Garland nomination is moment of humble reflection for US Jews

Woodrow Wilson was a bastard when it came to black people but he put the first Jew on the Supreme Court, 100 years ago. It is said that Justice Louis Brandeis’s famous conversion to Zionism in 1912 came about because Wilson planned to nominate him but needed a representative Jew, and all the Eastern European Jews who had come to New York were Zionists.

Since then there have been seven other Jews on the Supreme Court per Wikipedia: Cardozo, Frankfurter, Goldberg Fortas and the three who are on there now, Ginsburg, Breyer and Kagan. Two others have been nominated to the Supreme Court, Douglas Ginsburg and Merrick Garland. Ginsburg withdrew after it came out that he had smoked weed; Merrick Garland is of course President Obama’s nominee of this week, who faces an uphill battle in an election year. At his unveiling, Garland referenced his ancestors who fled anti-semitic persecution in Europe.

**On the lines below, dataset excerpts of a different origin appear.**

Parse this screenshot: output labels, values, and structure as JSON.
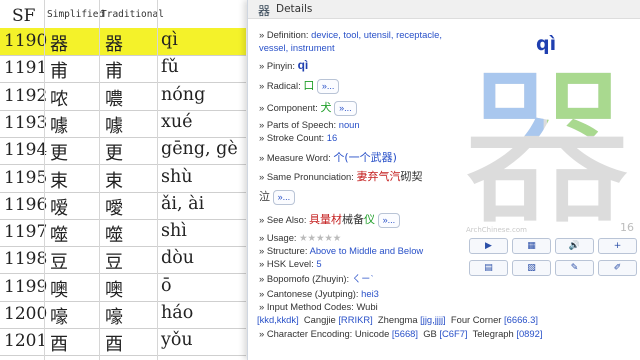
{
  "table": {
    "headers": {
      "sf": "SF",
      "simplified": "Simplified",
      "traditional": "Traditional"
    },
    "rows": [
      {
        "num": "1190",
        "simp": "器",
        "trad": "器",
        "pinyin": "qì"
      },
      {
        "num": "1191",
        "simp": "甫",
        "trad": "甫",
        "pinyin": "fǔ"
      },
      {
        "num": "1192",
        "simp": "哝",
        "trad": "噥",
        "pinyin": "nóng"
      },
      {
        "num": "1193",
        "simp": "噱",
        "trad": "噱",
        "pinyin": "xué"
      },
      {
        "num": "1194",
        "simp": "更",
        "trad": "更",
        "pinyin": "gēng, gè"
      },
      {
        "num": "1195",
        "simp": "束",
        "trad": "束",
        "pinyin": "shù"
      },
      {
        "num": "1196",
        "simp": "嗳",
        "trad": "噯",
        "pinyin": "ǎi, ài"
      },
      {
        "num": "1197",
        "simp": "噬",
        "trad": "噬",
        "pinyin": "shì"
      },
      {
        "num": "1198",
        "simp": "豆",
        "trad": "豆",
        "pinyin": "dòu"
      },
      {
        "num": "1199",
        "simp": "噢",
        "trad": "噢",
        "pinyin": "ō"
      },
      {
        "num": "1200",
        "simp": "嚎",
        "trad": "嚎",
        "pinyin": "háo"
      },
      {
        "num": "1201",
        "simp": "酉",
        "trad": "酉",
        "pinyin": "yǒu"
      }
    ]
  },
  "details": {
    "title": "Details",
    "title_icon": "器",
    "definition_label": "» Definition:",
    "definition_line1": "device, tool, utensil, receptacle,",
    "definition_line2": "vessel, instrument",
    "pinyin_label": "» Pinyin:",
    "pinyin": "qì",
    "radical_label": "» Radical:",
    "radical": "口",
    "component_label": "» Component:",
    "component": "犬",
    "pos_label": "» Parts of Speech:",
    "pos": "noun",
    "stroke_label": "» Stroke Count:",
    "stroke": "16",
    "measure_label": "» Measure Word:",
    "measure": "个(一个武器)",
    "same_label": "» Same Pronunciation:",
    "same_red": "妻弃气汽",
    "same_rest": "砌契",
    "same_line2": "泣",
    "see_label": "» See Also:",
    "see_red": "具量材",
    "see_black": "械备",
    "see_green": "仪",
    "usage_label": "» Usage:",
    "usage_stars": "★★★★★",
    "structure_label": "» Structure:",
    "structure": "Above to Middle and Below",
    "hsk_label": "» HSK Level:",
    "hsk": "5",
    "bopomofo_label": "» Bopomofo (Zhuyin):",
    "bopomofo": "ㄑㄧˋ",
    "cantonese_label": "» Cantonese (Jyutping):",
    "cantonese": "hei3",
    "input_label": "» Input Method Codes:",
    "input_value": "Wubi",
    "wubi_code": "[kkd,kkdk]",
    "cangjie_label": "Cangjie",
    "cangjie_code": "[RRIKR]",
    "zhengma_label": "Zhengma",
    "zhengma_code": "[jjg,jjjj]",
    "fourcorner_label": "Four Corner",
    "fourcorner_code": "[6666.3]",
    "encoding_label": "» Character Encoding:",
    "unicode_label": "Unicode",
    "unicode_code": "[5668]",
    "gb_label": "GB",
    "gb_code": "[C6F7]",
    "telegraph_label": "Telegraph",
    "telegraph_code": "[0892]",
    "more": "»...",
    "big_pinyin": "qì",
    "big_char": "器",
    "watermark": "ArchChinese.com",
    "stroke_badge": "16"
  },
  "buttons": [
    {
      "icon": "play-icon",
      "glyph": "▶"
    },
    {
      "icon": "film-icon",
      "glyph": "▦"
    },
    {
      "icon": "speaker-icon",
      "glyph": "🔊"
    },
    {
      "icon": "add-icon",
      "glyph": "+"
    },
    {
      "icon": "document-icon",
      "glyph": "▤"
    },
    {
      "icon": "image-icon",
      "glyph": "▧"
    },
    {
      "icon": "brush-icon",
      "glyph": "✎"
    },
    {
      "icon": "edit-icon",
      "glyph": "✐"
    }
  ],
  "colors": {
    "highlight": "#f4f22a",
    "link": "#2850c8",
    "red": "#c41e1e",
    "green": "#1e9e28"
  }
}
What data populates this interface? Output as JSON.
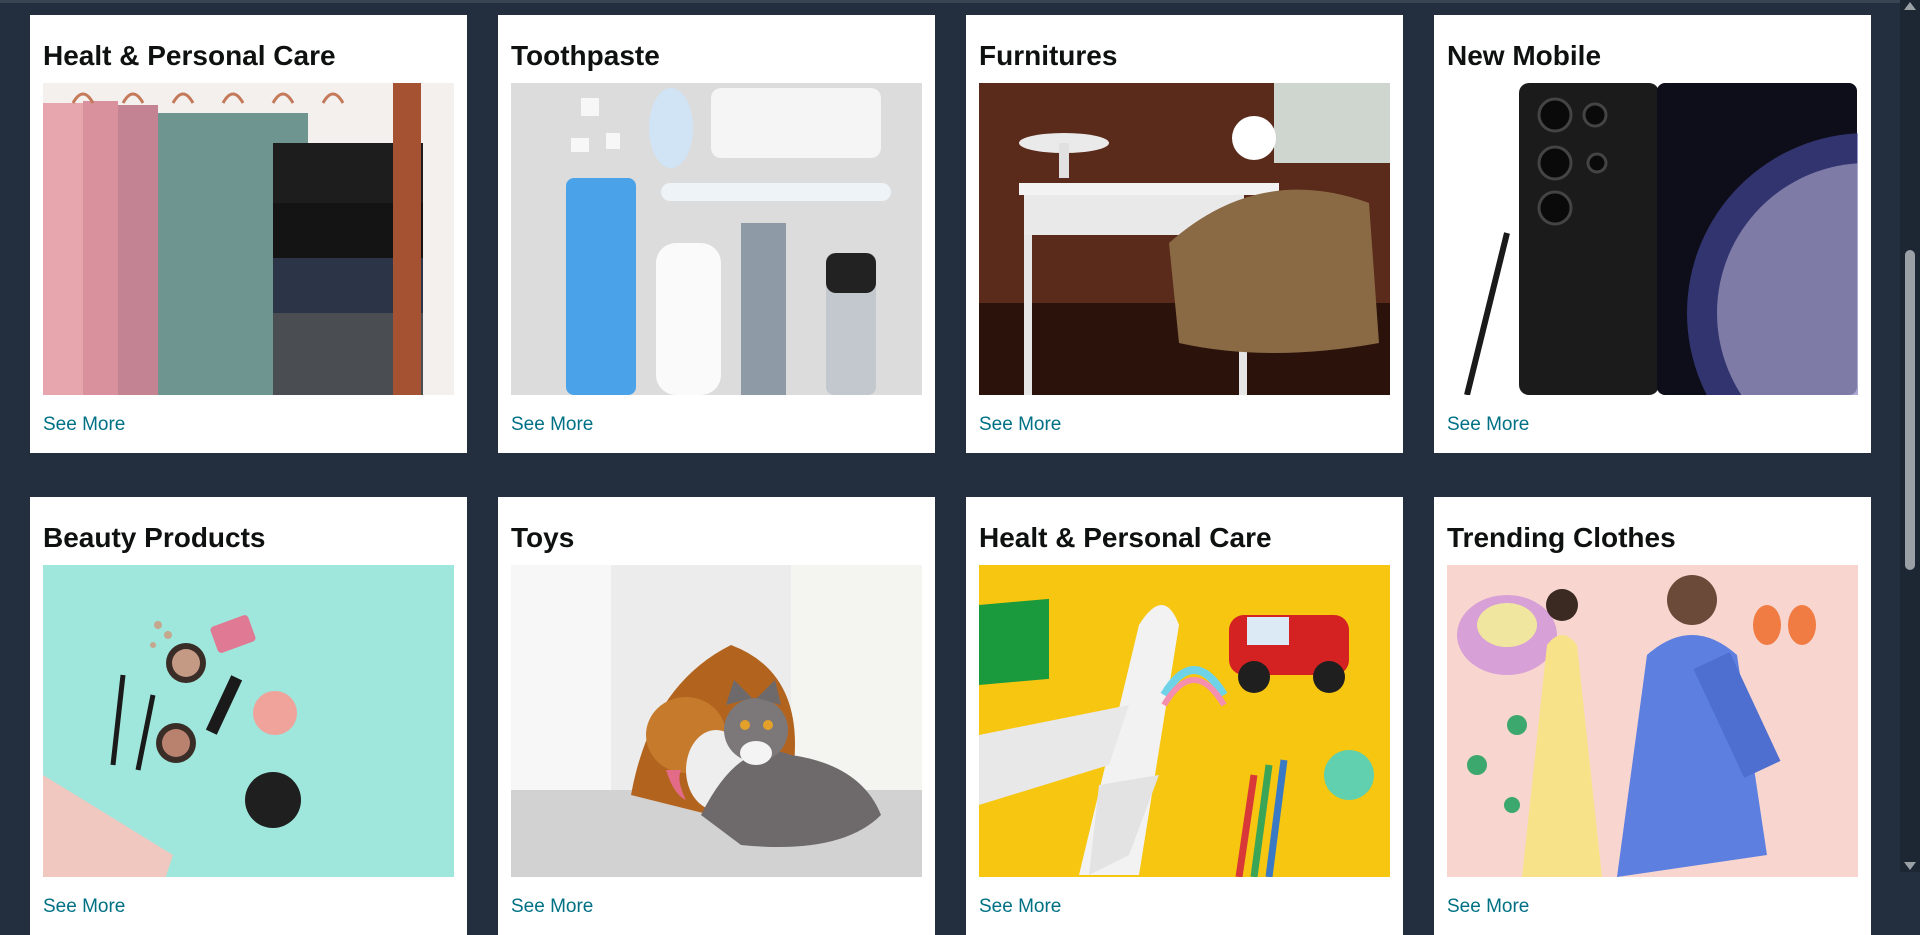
{
  "cards": [
    {
      "title": "Healt & Personal Care",
      "link": "See More",
      "image": "hanging-scarves-image"
    },
    {
      "title": "Toothpaste",
      "link": "See More",
      "image": "toiletries-image"
    },
    {
      "title": "Furnitures",
      "link": "See More",
      "image": "desk-chair-image"
    },
    {
      "title": "New Mobile",
      "link": "See More",
      "image": "smartphone-image"
    },
    {
      "title": "Beauty Products",
      "link": "See More",
      "image": "makeup-image"
    },
    {
      "title": "Toys",
      "link": "See More",
      "image": "dog-cat-image"
    },
    {
      "title": "Healt & Personal Care",
      "link": "See More",
      "image": "toy-plane-car-image"
    },
    {
      "title": "Trending Clothes",
      "link": "See More",
      "image": "fashion-image"
    }
  ],
  "colors": {
    "page_bg": "#232f3e",
    "link": "#007185",
    "title": "#0f1111"
  }
}
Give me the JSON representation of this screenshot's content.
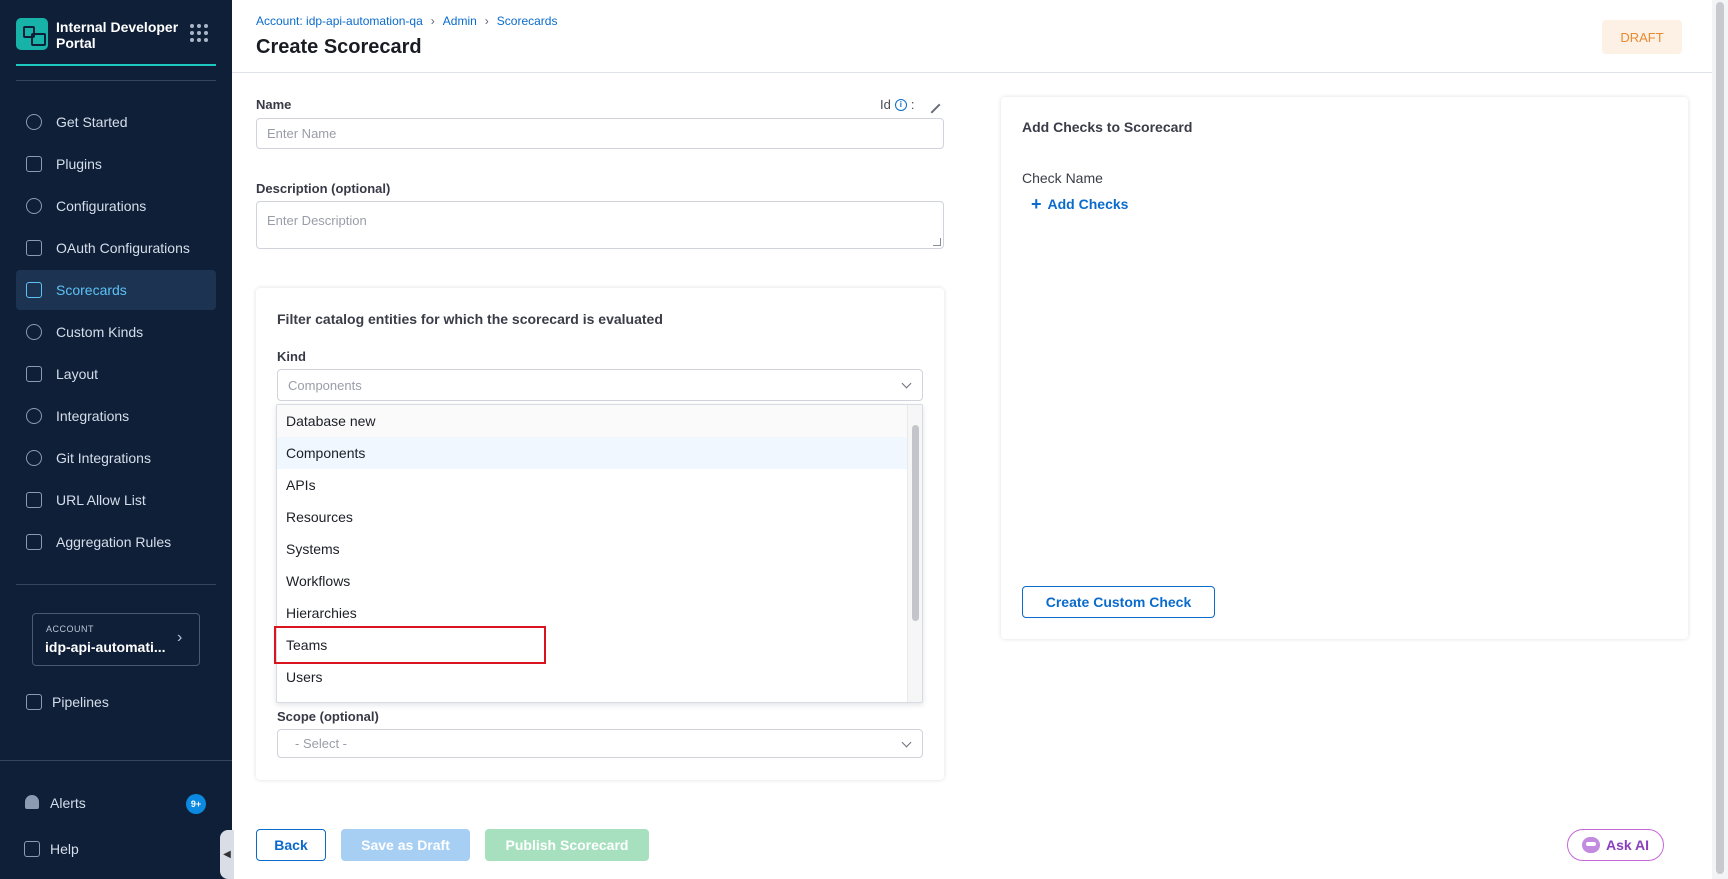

What do these numbers tell us about the Jewish place in America? A hundred years ago it required a real expenditure of political capital (by a racist) to nominate a Jewish justice. Today it’s not just old hat, but Jews are the liberal establishment in Washington. If Garland is confirmed, four  out of five justices named by Democrats will be Jewish. That’s a lot. There have been only two black Supreme Court justices. And one Hispanic.

I knew Merrick Garland a little bit at the Harvard College newspaper in the 70s (guess what, he had judicial temperament, I didn’t; but he couldn’t write this article if his hair was on fire). I sought out the Jewish club of the newspaper in part because I believed anti-Semitism was regnant in America and at Harvard, and so did Alan Dershowitz: he threatened to leave the Harvard Law faculty in the early 70s unless it finally got a Jewish dean. Harvard did name a Jewish dean to the law school, and there have been several Jewish deans and presidents since. Now it’s ho-hum.

Again, the Garland nomination is a reminder that Jews are the blue state establishment. In fact, Garland is seen as the safe pick over various ethnic-er picks that Obama could have made– notably Sri Srinivasan.

And speaking of the establishment, it was said that Wilson was trying to shore up the allies’ claims on Jewish financiers in the First World War when he approved the Balfour Declaration, a year after he nominated Brandeis, and committed the U.S. to Zionism.

Oy what an error. From Brandeis to Garland, our presence in the most exclusive corridors of the power structure should tell Jews that our place in the west is safe; we don’t need so-called Jewish sovereignty in another country halfway around the world that is more than half non-Jewish anyway, though most of them don’t have any rights, can’t even vote, to be safe. No, we need to celebrate the freedom a democracy grants to minorities.

Power is a fluid thing in society, I reflected yesterday as I looked out of a window at the National Press Club at the slate roof of Treasury during the annual Israel influence conference. Scholar Kirk James Beattie had just finished up a discussion of his study showing that legislative staffers fear the Israel lobby but have never been visited by the “oil lobby.” American Jews have real social/political power in this moment in American life. It’s about time we broadly acknowledged this fact, with humility, and praise.